The Undersecretary of Treasury for Monetary Affairs called yesterday on the major industrial nations to consider more central bank supervision and controls over the Euromarkers.

Anthony Solomon, addressing an international trade and investment conference sponsored by the National Journal, said, "The need for improved supervision has been recognized by a number of countries, and many have felt that a cooperative international approach would reinforce their own domestic efforts."

"A variety of instruments" should be considered to help contribute to the stability of the Euromarkets," Solomon said, "for example, the introduction of a minimum reserve requirement on Eurocurrency deposits."

Solomon said the Euromarket has been very useful in providing the necessary credit for world trade and expansion needs. "It has proven extraordinarily innovative in developing new financiel instruments to meet its customers' needs," he said.

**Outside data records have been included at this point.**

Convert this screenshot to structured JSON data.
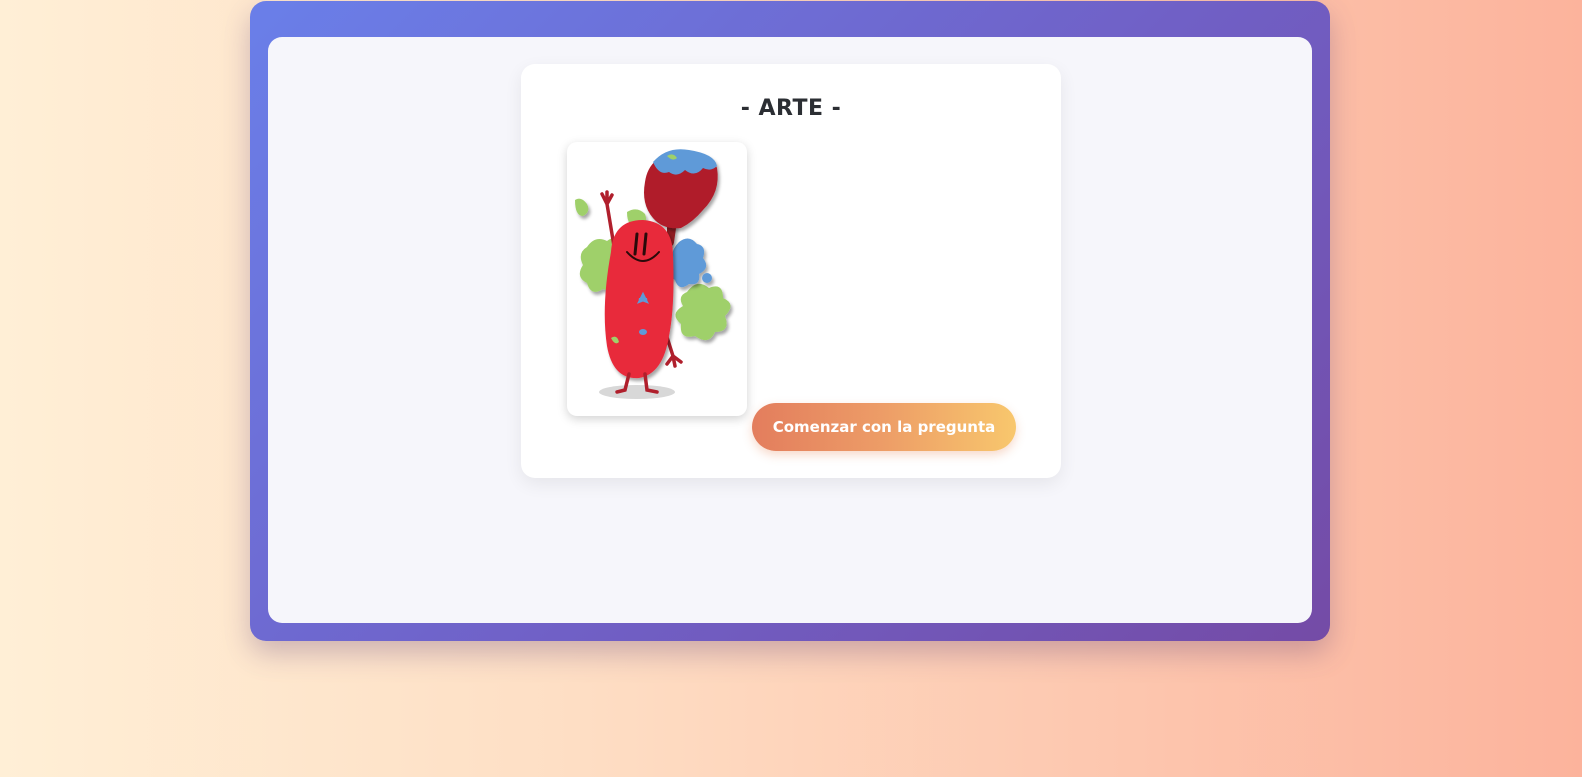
{
  "card": {
    "title": "- ARTE -",
    "category_image": "art-paintbrush-character",
    "start_button_label": "Comenzar con la pregunta"
  },
  "colors": {
    "frame_gradient_start": "#6a7fe9",
    "frame_gradient_end": "#744ba6",
    "button_gradient_start": "#e37d5d",
    "button_gradient_end": "#f8c76d",
    "character_red": "#e8293a"
  }
}
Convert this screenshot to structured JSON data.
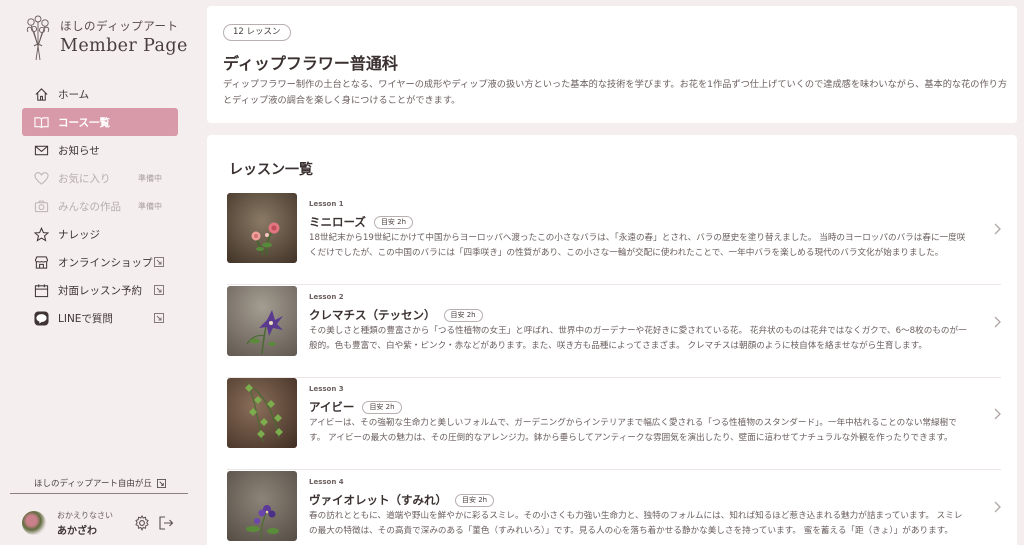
{
  "brand": {
    "subtitle": "ほしのディップアート",
    "title": "Member Page"
  },
  "nav": [
    {
      "label": "ホーム",
      "icon": "home-icon"
    },
    {
      "label": "コース一覧",
      "icon": "book-icon",
      "active": true
    },
    {
      "label": "お知らせ",
      "icon": "mail-icon"
    },
    {
      "label": "お気に入り",
      "icon": "heart-icon",
      "soon": "準備中"
    },
    {
      "label": "みんなの作品",
      "icon": "camera-icon",
      "soon": "準備中"
    },
    {
      "label": "ナレッジ",
      "icon": "star-icon"
    },
    {
      "label": "オンラインショップ",
      "icon": "shop-icon",
      "external": true
    },
    {
      "label": "対面レッスン予約",
      "icon": "calendar-icon",
      "external": true
    },
    {
      "label": "LINEで質問",
      "icon": "line-icon",
      "external": true
    }
  ],
  "community": "ほしのディップアート自由が丘",
  "user": {
    "greeting": "おかえりなさい",
    "name": "あかざわ"
  },
  "course": {
    "badge": "12 レッスン",
    "title": "ディップフラワー普通科",
    "description": "ディップフラワー制作の土台となる、ワイヤーの成形やディップ液の扱い方といった基本的な技術を学びます。お花を1作品ずつ仕上げていくので達成感を味わいながら、基本的な花の作り方とディップ液の調合を楽しく身につけることができます。"
  },
  "lessons_title": "レッスン一覧",
  "lessons": [
    {
      "number": "Lesson 1",
      "name": "ミニローズ",
      "duration": "目安 2h",
      "text": "18世紀末から19世紀にかけて中国からヨーロッパへ渡ったこの小さなバラは、「永遠の春」とされ、バラの歴史を塗り替えました。 当時のヨーロッパのバラは春に一度咲くだけでしたが、この中国のバラには「四季咲き」の性質があり、この小さな一輪が交配に使われたことで、一年中バラを楽しめる現代のバラ文化が始まりました。"
    },
    {
      "number": "Lesson 2",
      "name": "クレマチス（テッセン）",
      "duration": "目安 2h",
      "text": "その美しさと種類の豊富さから「つる性植物の女王」と呼ばれ、世界中のガーデナーや花好きに愛されている花。 花弁状のものは花弁ではなくガクで、6〜8枚のものが一般的。色も豊富で、白や紫・ピンク・赤などがあります。また、咲き方も品種によってさまざま。 クレマチスは朝顔のように枝自体を絡ませながら生育します。"
    },
    {
      "number": "Lesson 3",
      "name": "アイビー",
      "duration": "目安 2h",
      "text": "アイビーは、その強靭な生命力と美しいフォルムで、ガーデニングからインテリアまで幅広く愛される「つる性植物のスタンダード」。一年中枯れることのない常緑樹です。 アイビーの最大の魅力は、その圧倒的なアレンジ力。鉢から垂らしてアンティークな雰囲気を演出したり、壁面に這わせてナチュラルな外観を作ったりできます。"
    },
    {
      "number": "Lesson 4",
      "name": "ヴァイオレット（すみれ）",
      "duration": "目安 2h",
      "text": "春の訪れとともに、道端や野山を鮮やかに彩るスミレ。その小さくも力強い生命力と、独特のフォルムには、知れば知るほど惹き込まれる魅力が詰まっています。 スミレの最大の特徴は、その高貴で深みのある「菫色（すみれいろ）」です。見る人の心を落ち着かせる静かな美しさを持っています。 蜜を蓄える「距（きょ）」があります。"
    }
  ]
}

Still, he added, "The growth of the market has given rise to a persistent debate: whether it is an engine of excessive credit creation which aggravates world inflation, or essentially a highly efficient intermediary reallocating funds from lenders to borrowers."

The issue of regulating world money markets has been a controversial one, particularly since the sharp drop of the dollar between 1976 and 1978.

Some financial experts have contended that the easy availability of credit from the unregulated Euromarket has "fostered excess liquidity, excess demand and inflation, " Solomon said.

He predicted also that there would be a gradual reduction in the international role of the dollar.

"The U.S. objective," he said, "is not to perpetuate a particular international role for the dollar."